¡Recíbeme, recíbeme en la noche, oh viejo viento de junio,
mientras regreso bajo las suaves estrellas silenciosas;
viento amado del invierno, viento de lluvia y eco,
recíbeme hasta el último suspiro de tu pecho,
y, ahora que regreso, oh noche, espérame en tu puerta!
Y de improviso todo el viento se ha soltado,
todo el viento se ha puesto a gemir por la tierra,
pero a mi lado, mientras regreso,
alguien resguarda mis pasos,
y siento una suave sombra
venir hasta mi encuentro.
¿Eres tú, fuiste tú, eres tú en esa noche,
eras tú en esa triste, delgada espera sombría,
eras aquel fantasma que surgía en mi cama
a medianoche? ¿O eras una mañana
llena de fugitivos pájaros
que pasaban amándose sobre el asfalto fresco?
¿Eras tú, fuiste tú esa pequeña
llama que por mi espalda sentía silenciosa?
¿Eras tú, amor final, amor que nunca
resbaló por tus ojos -¡oh luz ausente y querida!-,
eras como ese encuentro que el amor abre a tajos
para dejar ternura con soledad y frío?
No, no eras eso. Pero tal vez fuiste eso.
Tal vez abres los ojos para mirar la suave
luz de otra primavera pasada por tus ojos;
tal vez sientes de nuevo que el tiempo no ha pasado
por tu cuerpo delgado (o que tal vez ha pasado),
tal vez preguntas algo, y en tu boca se duerme
como otras veces la trágica y oscura luz de la ausencia.
Amor olvido, amor lluvia, amor deseo, amor distancia:
he regresado a mi casa, atravesando
el parque silencioso, bajo las sombras
de junio -cansado y solitario-,
mientras giraba todo en mi cabeza
como las hojas que escapaban: cantando
por adentro, pensando qué es lo que fluye,
qué es lo que parte, qué es lo que vuelve;
y aunque me he perdido sin nada, con algunos
nobles amigos, sin poder retener
lo que vivieron y amaron y compartieron conmigo,
pido sólo el temblor del viento entre la tierra
húmeda de este parque bañado por los pasos
fugitivos: amor viento, amor agua, amor distancia.
Temblando fue la estrella recorrida, temblando.

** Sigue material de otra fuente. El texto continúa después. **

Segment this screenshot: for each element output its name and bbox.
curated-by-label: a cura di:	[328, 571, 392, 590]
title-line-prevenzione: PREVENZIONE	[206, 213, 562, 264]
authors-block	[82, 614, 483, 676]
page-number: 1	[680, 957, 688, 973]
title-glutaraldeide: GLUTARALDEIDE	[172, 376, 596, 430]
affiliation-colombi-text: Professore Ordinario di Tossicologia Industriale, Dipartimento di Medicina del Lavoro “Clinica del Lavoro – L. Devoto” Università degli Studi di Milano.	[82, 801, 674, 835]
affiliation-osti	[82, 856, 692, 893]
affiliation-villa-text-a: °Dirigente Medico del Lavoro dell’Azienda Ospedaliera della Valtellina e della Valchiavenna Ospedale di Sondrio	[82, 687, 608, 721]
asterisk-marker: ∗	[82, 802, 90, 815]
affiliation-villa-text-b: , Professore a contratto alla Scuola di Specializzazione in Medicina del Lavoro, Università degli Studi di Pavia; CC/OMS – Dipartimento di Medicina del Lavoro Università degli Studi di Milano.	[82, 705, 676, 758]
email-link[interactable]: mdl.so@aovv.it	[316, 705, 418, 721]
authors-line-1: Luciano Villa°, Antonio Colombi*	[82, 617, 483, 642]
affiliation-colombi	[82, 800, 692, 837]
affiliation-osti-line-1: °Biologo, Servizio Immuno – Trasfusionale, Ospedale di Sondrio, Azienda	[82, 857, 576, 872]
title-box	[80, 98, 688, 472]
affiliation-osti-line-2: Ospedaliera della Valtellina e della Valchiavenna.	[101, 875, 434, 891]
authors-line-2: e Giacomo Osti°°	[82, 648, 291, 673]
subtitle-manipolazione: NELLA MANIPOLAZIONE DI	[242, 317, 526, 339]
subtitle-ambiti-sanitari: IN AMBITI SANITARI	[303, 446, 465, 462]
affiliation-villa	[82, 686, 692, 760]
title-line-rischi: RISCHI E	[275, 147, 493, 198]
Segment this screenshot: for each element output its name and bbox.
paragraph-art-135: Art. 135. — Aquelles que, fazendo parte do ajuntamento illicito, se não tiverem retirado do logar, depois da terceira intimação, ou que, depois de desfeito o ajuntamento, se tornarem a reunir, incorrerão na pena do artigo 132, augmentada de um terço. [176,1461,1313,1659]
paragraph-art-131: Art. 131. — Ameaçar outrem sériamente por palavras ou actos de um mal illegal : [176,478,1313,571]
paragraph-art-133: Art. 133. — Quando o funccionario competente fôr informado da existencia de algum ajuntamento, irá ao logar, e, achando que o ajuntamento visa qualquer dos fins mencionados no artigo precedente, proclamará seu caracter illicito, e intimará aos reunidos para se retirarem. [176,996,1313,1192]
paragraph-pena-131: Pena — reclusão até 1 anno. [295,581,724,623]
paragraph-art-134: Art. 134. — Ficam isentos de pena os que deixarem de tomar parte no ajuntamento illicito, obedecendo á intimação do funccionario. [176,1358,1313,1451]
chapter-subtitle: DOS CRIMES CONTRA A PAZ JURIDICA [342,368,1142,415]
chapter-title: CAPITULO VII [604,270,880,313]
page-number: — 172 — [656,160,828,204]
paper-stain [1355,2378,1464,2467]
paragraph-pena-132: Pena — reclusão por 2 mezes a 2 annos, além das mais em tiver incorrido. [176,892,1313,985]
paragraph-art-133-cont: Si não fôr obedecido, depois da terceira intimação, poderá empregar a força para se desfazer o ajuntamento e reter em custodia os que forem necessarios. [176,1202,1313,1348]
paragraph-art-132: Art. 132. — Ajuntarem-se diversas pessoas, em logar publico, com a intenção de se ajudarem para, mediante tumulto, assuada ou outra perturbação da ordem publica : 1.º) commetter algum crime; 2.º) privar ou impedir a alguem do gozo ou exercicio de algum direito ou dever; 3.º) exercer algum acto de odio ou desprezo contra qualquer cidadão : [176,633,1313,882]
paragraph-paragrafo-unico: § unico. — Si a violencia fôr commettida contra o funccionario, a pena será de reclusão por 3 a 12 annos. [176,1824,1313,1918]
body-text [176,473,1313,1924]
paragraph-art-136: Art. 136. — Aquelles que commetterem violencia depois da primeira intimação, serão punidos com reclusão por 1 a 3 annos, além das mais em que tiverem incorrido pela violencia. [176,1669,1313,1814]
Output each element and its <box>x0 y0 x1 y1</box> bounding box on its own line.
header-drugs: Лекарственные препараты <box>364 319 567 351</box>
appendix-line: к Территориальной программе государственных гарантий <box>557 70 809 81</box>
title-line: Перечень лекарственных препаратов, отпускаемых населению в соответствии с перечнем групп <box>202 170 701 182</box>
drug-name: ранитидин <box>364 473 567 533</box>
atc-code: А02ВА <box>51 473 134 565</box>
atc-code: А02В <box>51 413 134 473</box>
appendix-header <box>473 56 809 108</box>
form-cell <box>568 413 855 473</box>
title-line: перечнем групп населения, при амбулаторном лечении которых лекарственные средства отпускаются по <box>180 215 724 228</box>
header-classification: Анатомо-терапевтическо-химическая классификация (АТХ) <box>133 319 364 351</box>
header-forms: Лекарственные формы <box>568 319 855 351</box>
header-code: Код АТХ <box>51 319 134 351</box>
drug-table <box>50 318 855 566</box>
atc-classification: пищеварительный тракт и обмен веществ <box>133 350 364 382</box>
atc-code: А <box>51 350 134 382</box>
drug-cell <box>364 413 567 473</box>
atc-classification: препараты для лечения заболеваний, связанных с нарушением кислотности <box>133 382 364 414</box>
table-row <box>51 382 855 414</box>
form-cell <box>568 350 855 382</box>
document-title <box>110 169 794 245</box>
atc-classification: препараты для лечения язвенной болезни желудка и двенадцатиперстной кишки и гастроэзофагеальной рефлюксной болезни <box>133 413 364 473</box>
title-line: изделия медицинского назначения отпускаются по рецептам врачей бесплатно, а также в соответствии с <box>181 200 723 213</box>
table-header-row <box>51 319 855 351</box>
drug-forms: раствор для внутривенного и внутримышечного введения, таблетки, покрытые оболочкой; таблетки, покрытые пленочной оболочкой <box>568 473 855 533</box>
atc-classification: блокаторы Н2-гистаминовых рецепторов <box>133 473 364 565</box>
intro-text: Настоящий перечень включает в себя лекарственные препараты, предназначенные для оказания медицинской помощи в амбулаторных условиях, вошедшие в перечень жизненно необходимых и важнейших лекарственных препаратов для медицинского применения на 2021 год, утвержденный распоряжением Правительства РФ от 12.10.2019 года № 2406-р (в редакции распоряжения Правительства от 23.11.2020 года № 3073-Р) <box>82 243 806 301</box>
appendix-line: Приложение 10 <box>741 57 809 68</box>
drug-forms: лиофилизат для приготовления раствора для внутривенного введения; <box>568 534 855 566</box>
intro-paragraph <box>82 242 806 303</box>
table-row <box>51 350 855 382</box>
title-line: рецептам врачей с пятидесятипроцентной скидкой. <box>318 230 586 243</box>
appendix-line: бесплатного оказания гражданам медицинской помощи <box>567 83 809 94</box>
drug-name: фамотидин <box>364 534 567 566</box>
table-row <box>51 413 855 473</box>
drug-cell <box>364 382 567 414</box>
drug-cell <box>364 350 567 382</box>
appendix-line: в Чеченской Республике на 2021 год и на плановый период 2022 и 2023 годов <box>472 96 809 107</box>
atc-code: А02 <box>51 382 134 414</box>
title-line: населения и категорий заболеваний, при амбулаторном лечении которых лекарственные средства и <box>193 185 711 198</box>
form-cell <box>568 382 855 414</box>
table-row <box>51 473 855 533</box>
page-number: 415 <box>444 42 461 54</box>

Temblaba el cuerpo estrella ceñido entre mi labio.
Temblando mi distancia se acercó a tu distancia.
Temblando entró el recuerdo desde que nos encontramos.
No quiero volver, no quiero
regresar a tu vida, pero tal vez quiero
volver a tu distancia. ¿Recuerdas que me hablabas
desde un lugar lejano, aunque estuvieras cerca?
¿Recuerdas que estudiabas con tormento
cuando en el patio la lluvia
empezaba a caer, menudamente, y los viejos compañeros
corrían a refugiarse al corredor marmóreo
y espectral, en la luz del invierno?
No, no recuerdas, pero yo recuerdo
el vidrio frío donde apoyaste tu mano
para dejar apenas una ráfaga triste
y encendida y lejana.
Y ahora ha llegado junio y en la noche callada
miles de corazones duermen en la penumbra,
y recuerdo la dorada leyenda de los años
de juventud furiosa en la ciudad, las tardes
de verano ardoroso, los pies sobre escaleras
de metal, los avisos eléctricos cansados
con pupilas de rojos párpados, los libros
de poesía mordidos en la noche. ¡Y ahora, adiós,
adiós calles, adiós conversaciones
sobre el destino del hombre, adiós señuelo amargo
que encandiló los ojos de nuestra adolescencia,
adiós suave medusa, adiós puerta cerrada!
Es la hora, es la hora en que debemos morir;
es la hora para rodar en la noche
abrazados, besando de estrella a estrella,
de furia a furia, de hueso a hueso;
es la hora para apretar la angustia
de pecho a pecho, para dejar la muerte
derrotada, perdida, moribunda en el suelo;
es la hora para morir cantando
de nuestras muertes; es la hora para que tú dejes
tu muerte entre mi muerte, amor, amor mío.
Quiero el amor dejar escrito entre tu pelo,
quiero dejar ardiendo tus ojos silenciosos,
para que no haya olvido, porque es la hora
en que debemos morir, es la hora
de la partida, sí. ¡La hora, la hora, por favor!
¡La hora, por favor, dígame, dígame el tiempo
para rodar cantando, apretados, mordiendo,
para rodar los dos en una sola muerte!